Une étude révèle des effets durables des antibiotiques sur les bébés
Des chercheurs de l’Université de Rochester Medicine ont découvert que l’exposition précoce aux antibiotiques modifie durablement le système immunitaire des nourrissons. Publiée dans la revue Mucosal Immunology, leur étude montre que ces changements affectent non seulement l’intestin, mais aussi les poumons, altérant la programmation des cellules immunitaires pulmonaires.
Des conséquences sur la santé respiratoire à long terme
Les scientifiques ont observé que les antibiotiques transforment les cellules immunitaires pulmonaires des nouveau-nés, les faisant passer d’un état offensif (réponse agressive aux menaces) à un état défensif (réparation des tissus). Ces modifications persistent à l’âge adulte et pourraient expliquer pourquoi certains enfants ayant reçu des antibiotiques en bas âge développent plus tard des problèmes respiratoires.

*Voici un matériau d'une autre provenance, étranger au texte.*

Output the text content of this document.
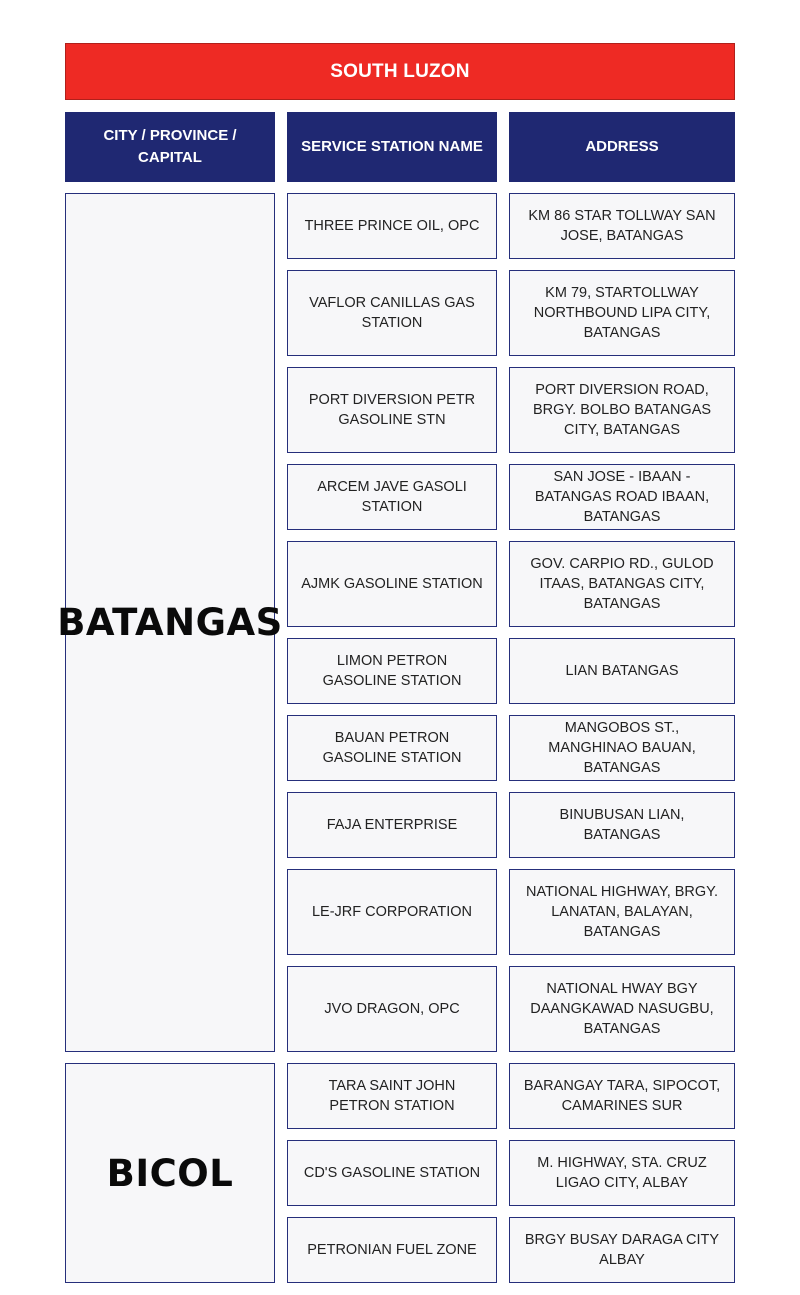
SOUTH LUZON
CITY / PROVINCE / CAPITAL
SERVICE STATION NAME	ADDRESS
BATANGAS
THREE PRINCE OIL, OPC
KM 86 STAR TOLLWAY SAN JOSE, BATANGAS
VAFLOR CANILLAS GAS STATION
KM 79, STARTOLLWAY NORTHBOUND LIPA CITY, BATANGAS
PORT DIVERSION PETR GASOLINE STN
PORT DIVERSION ROAD, BRGY. BOLBO BATANGAS CITY, BATANGAS
ARCEM JAVE GASOLI STATION
SAN JOSE - IBAAN - BATANGAS ROAD IBAAN, BATANGAS
AJMK GASOLINE STATION
GOV. CARPIO RD., GULOD ITAAS, BATANGAS CITY, BATANGAS
LIMON PETRON GASOLINE STATION
LIAN BATANGAS
BAUAN PETRON GASOLINE STATION
MANGOBOS ST., MANGHINAO BAUAN, BATANGAS
FAJA ENTERPRISE
BINUBUSAN LIAN, BATANGAS
LE-JRF CORPORATION
NATIONAL HIGHWAY, BRGY. LANATAN, BALAYAN, BATANGAS
JVO DRAGON, OPC
NATIONAL HWAY BGY DAANGKAWAD NASUGBU, BATANGAS
BICOL
TARA SAINT JOHN PETRON STATION
BARANGAY TARA, SIPOCOT, CAMARINES SUR
CD'S GASOLINE STATION
M. HIGHWAY, STA. CRUZ LIGAO CITY, ALBAY
PETRONIAN FUEL ZONE
BRGY BUSAY DARAGA CITY ALBAY
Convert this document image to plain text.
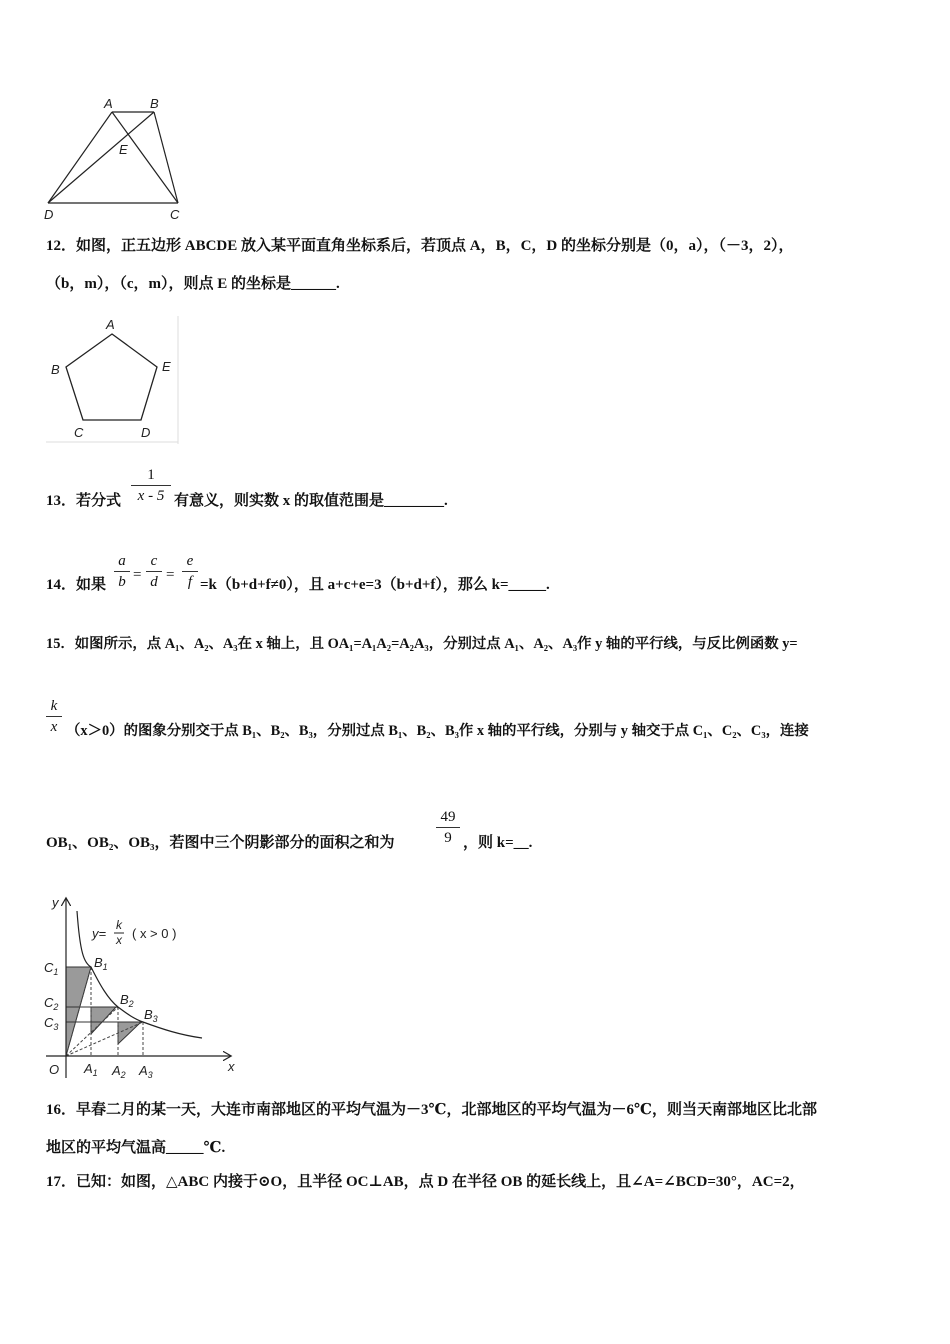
A	B
E
D	C
12．如图，正五边形 ABCDE 放入某平面直角坐标系后，若顶点 A，B，C，D 的坐标分别是（0，a），（－3，2），
（b，m），（c，m），则点 E 的坐标是______.
A
B	E
C	D
13．若分式
1
x - 5 有意义，则实数 x 的取值范围是________.
14．如果
a
b =
c
d =
e
f =k（b+d+f≠0），且 a+c+e=3（b+d+f），那么 k=_____.
15．如图所示，点 A₁、A₂、A₃在 x 轴上，且 OA₁=A₁A₂=A₂A₃，分别过点 A₁、A₂、A₃作 y 轴的平行线，与反比例函数 y=
k
x （x＞0）的图象分别交于点 B₁、B₂、B₃，分别过点 B₁、B₂、B₃作 x 轴的平行线，分别与 y 轴交于点 C₁、C₂、C₃，连接
OB₁、OB₂、OB₃，若图中三个阴影部分的面积之和为
49
9 ，则 k=__.
y
x
O
y=
k
x ( x > 0 )
$C_1$
$C_2$
$C_3$
$B_1$
$B_2$
$B_3$
$A_1$ $A_2$ $A_3$
16．早春二月的某一天，大连市南部地区的平均气温为－3℃，北部地区的平均气温为－6℃，则当天南部地区比北部
地区的平均气温高_____℃.
17．已知：如图，△ABC 内接于⊙O，且半径 OC⊥AB，点 D 在半径 OB 的延长线上，且∠A=∠BCD=30°，AC=2，
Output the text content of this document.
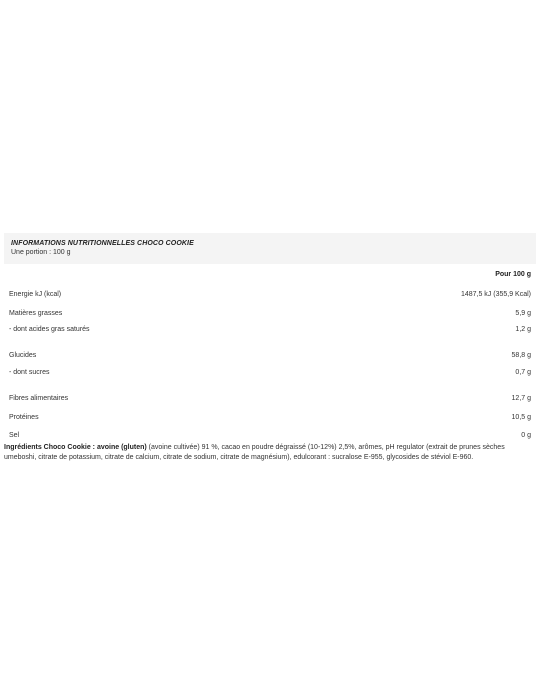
INFORMATIONS NUTRITIONNELLES CHOCO COOKIE
Une portion : 100 g
Pour 100 g
Energie kJ (kcal)	1487,5 kJ (355,9 Kcal)
Matières grasses	5,9 g
- dont acides gras saturés	1,2 g
Glucides	58,8 g
- dont sucres	0,7 g
Fibres alimentaires	12,7 g
Protéines	10,5 g
Sel	0 g
Ingrédients Choco Cookie : avoine (gluten) (avoine cultivée) 91 %, cacao en poudre dégraissé (10-12%) 2,5%, arômes, pH regulator (extrait de prunes sèches umeboshi, citrate de potassium, citrate de calcium, citrate de sodium, citrate de magnésium), edulcorant : sucralose E-955, glycosides de stéviol E-960.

Un équilibre bactérien intestinal perturbé
Les antibiotiques, largement utilisés en NICU (Unité de Soins Intensifs Néonatals), éliminent à la fois les bactéries nocives et les bactéries bénéfiques. Cette perturbation du microbiote intestinal peut entraîner des infections gastro-intestinales, une sensibilité accrue à l’asthme ou aux allergies, et des effets durables sur le système immunitaire.
Des résultats confirmés par des expériences sur des souris
Les chercheurs ont étudié des souris nouveau-nées et adultes. Après administration d’antibiotiques aux nouveau-nés, ils ont constaté des changements dans l’expression de certains gènes contrôlant la réponse pulmonaire aux infections. Par exemple, les signaux favorisant la destruction des virus (essentiels pour protéger les bébés) diminuaient, tandis que ceux liés à la réparation des tissus (typiques des adultes) augmentaient. Ces modifications persistaient à l’âge adulte.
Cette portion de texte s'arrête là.